以前一度都大会の時に、千石の試合を見に行った時に目にした事のある、同じ中学生とは思えないような貫禄をもっていた彼。
確かにあれは勘弁して欲しいと思う。
俺は観念したように大きく息を吐いて、身体の力を抜いた。
そんな俺の姿に、もう一度ニッと笑ってみせて、千石は再び俺の頭をそっと抱き締めた。
「ねえ?」
どれくらいの間そうしていただろうか?
不意に千石がポツリと声を漏らす。
何も言わず、何もせず、ただじっと千石の刻む鼓動の音だけ聞いていた俺は、その声に抱き締められたままの状態で小さく答える。
「何だよ?」
「一から鍛えなおして帰ってきて……今度こそ勝ったらさ………。
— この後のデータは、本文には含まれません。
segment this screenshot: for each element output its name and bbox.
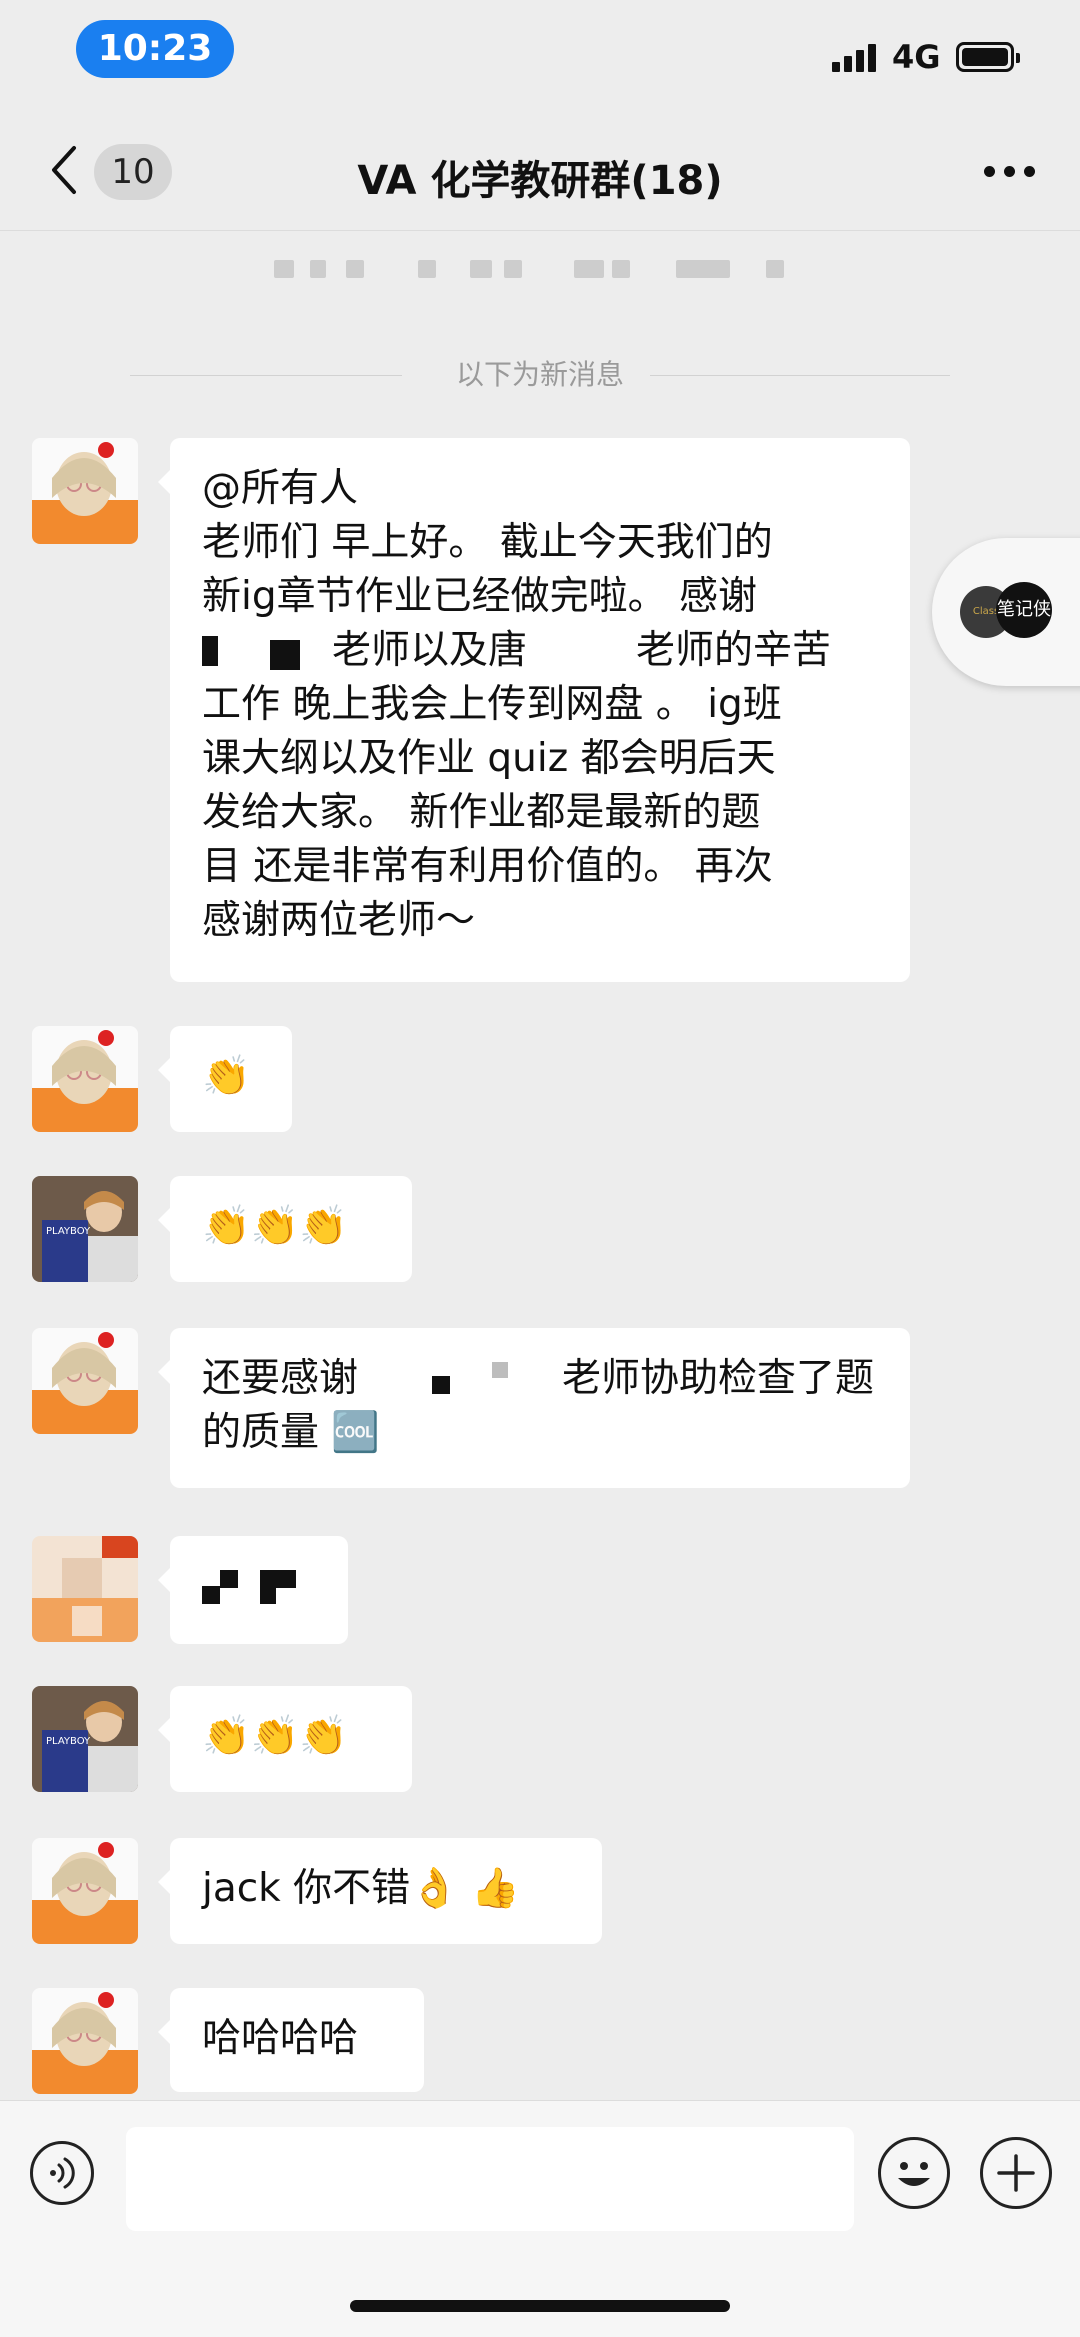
message-bubble[interactable] (158, 1536, 348, 1644)
message-input[interactable] (126, 2127, 854, 2231)
blurred-notice (0, 260, 1080, 278)
avatar[interactable] (32, 1026, 138, 1132)
avatar[interactable]: PLAYBOY (32, 1686, 138, 1792)
message-bubble[interactable]: 还要感谢 老师协助检查了题 的质量 🆒 (158, 1328, 910, 1488)
avatar[interactable]: PLAYBOY (32, 1176, 138, 1282)
avatar[interactable] (32, 438, 138, 544)
battery-icon (956, 42, 1020, 72)
chat-title: VA 化学教研群(18) (357, 158, 723, 204)
voice-icon[interactable] (30, 2141, 94, 2205)
avatar[interactable] (32, 1536, 138, 1642)
floating-widget[interactable]: Class 笔记侠 (932, 538, 1080, 686)
float-logo-2: 笔记侠 (996, 582, 1052, 638)
svg-text:PLAYBOY: PLAYBOY (46, 1736, 91, 1747)
status-time: 10:23 (76, 20, 234, 78)
message-bubble[interactable]: @所有人 老师们 早上好。 截止今天我们的 新ig章节作业已经做完啦。 感谢 老… (158, 438, 910, 982)
more-dots-icon[interactable] (984, 166, 1036, 178)
home-indicator (350, 2300, 730, 2312)
message-bubble[interactable]: 👏👏👏 (158, 1176, 412, 1282)
emoji-icon[interactable] (878, 2137, 950, 2209)
message-bubble[interactable]: jack 你不错👌 👍 (158, 1838, 602, 1944)
avatar[interactable] (32, 1328, 138, 1434)
avatar[interactable] (32, 1988, 138, 2094)
avatar[interactable] (32, 1838, 138, 1944)
svg-text:PLAYBOY: PLAYBOY (46, 1226, 91, 1237)
message-bubble[interactable]: 哈哈哈哈 (158, 1988, 424, 2092)
chat-header: 10 VA 化学教研群(18) (0, 110, 1080, 231)
message-bubble[interactable]: 👏 (158, 1026, 292, 1132)
network-label: 4G (892, 38, 941, 76)
new-messages-divider: 以下为新消息 (130, 355, 950, 395)
status-bar: 10:23 4G (0, 0, 1080, 110)
signal-icon (832, 42, 878, 72)
plus-icon[interactable] (980, 2137, 1052, 2209)
message-bubble[interactable]: 👏👏👏 (158, 1686, 412, 1792)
」
「ん?」
「俺とデートしてよ。の好きな所でいいからさ。」
「……………いいぜ。そのかわりお前のおごりだかんな?」
ほんの少しだけ早くなった心臓の鼓動は、気付かなかった事にしてやるから。
お前が勝って俺の前に姿を見せた時は、お前の好きなもんじゃ焼きを食べに行こう。
だから――必ず……。
俺は数回だけ千石の背中を軽く叩いて、小さく笑った。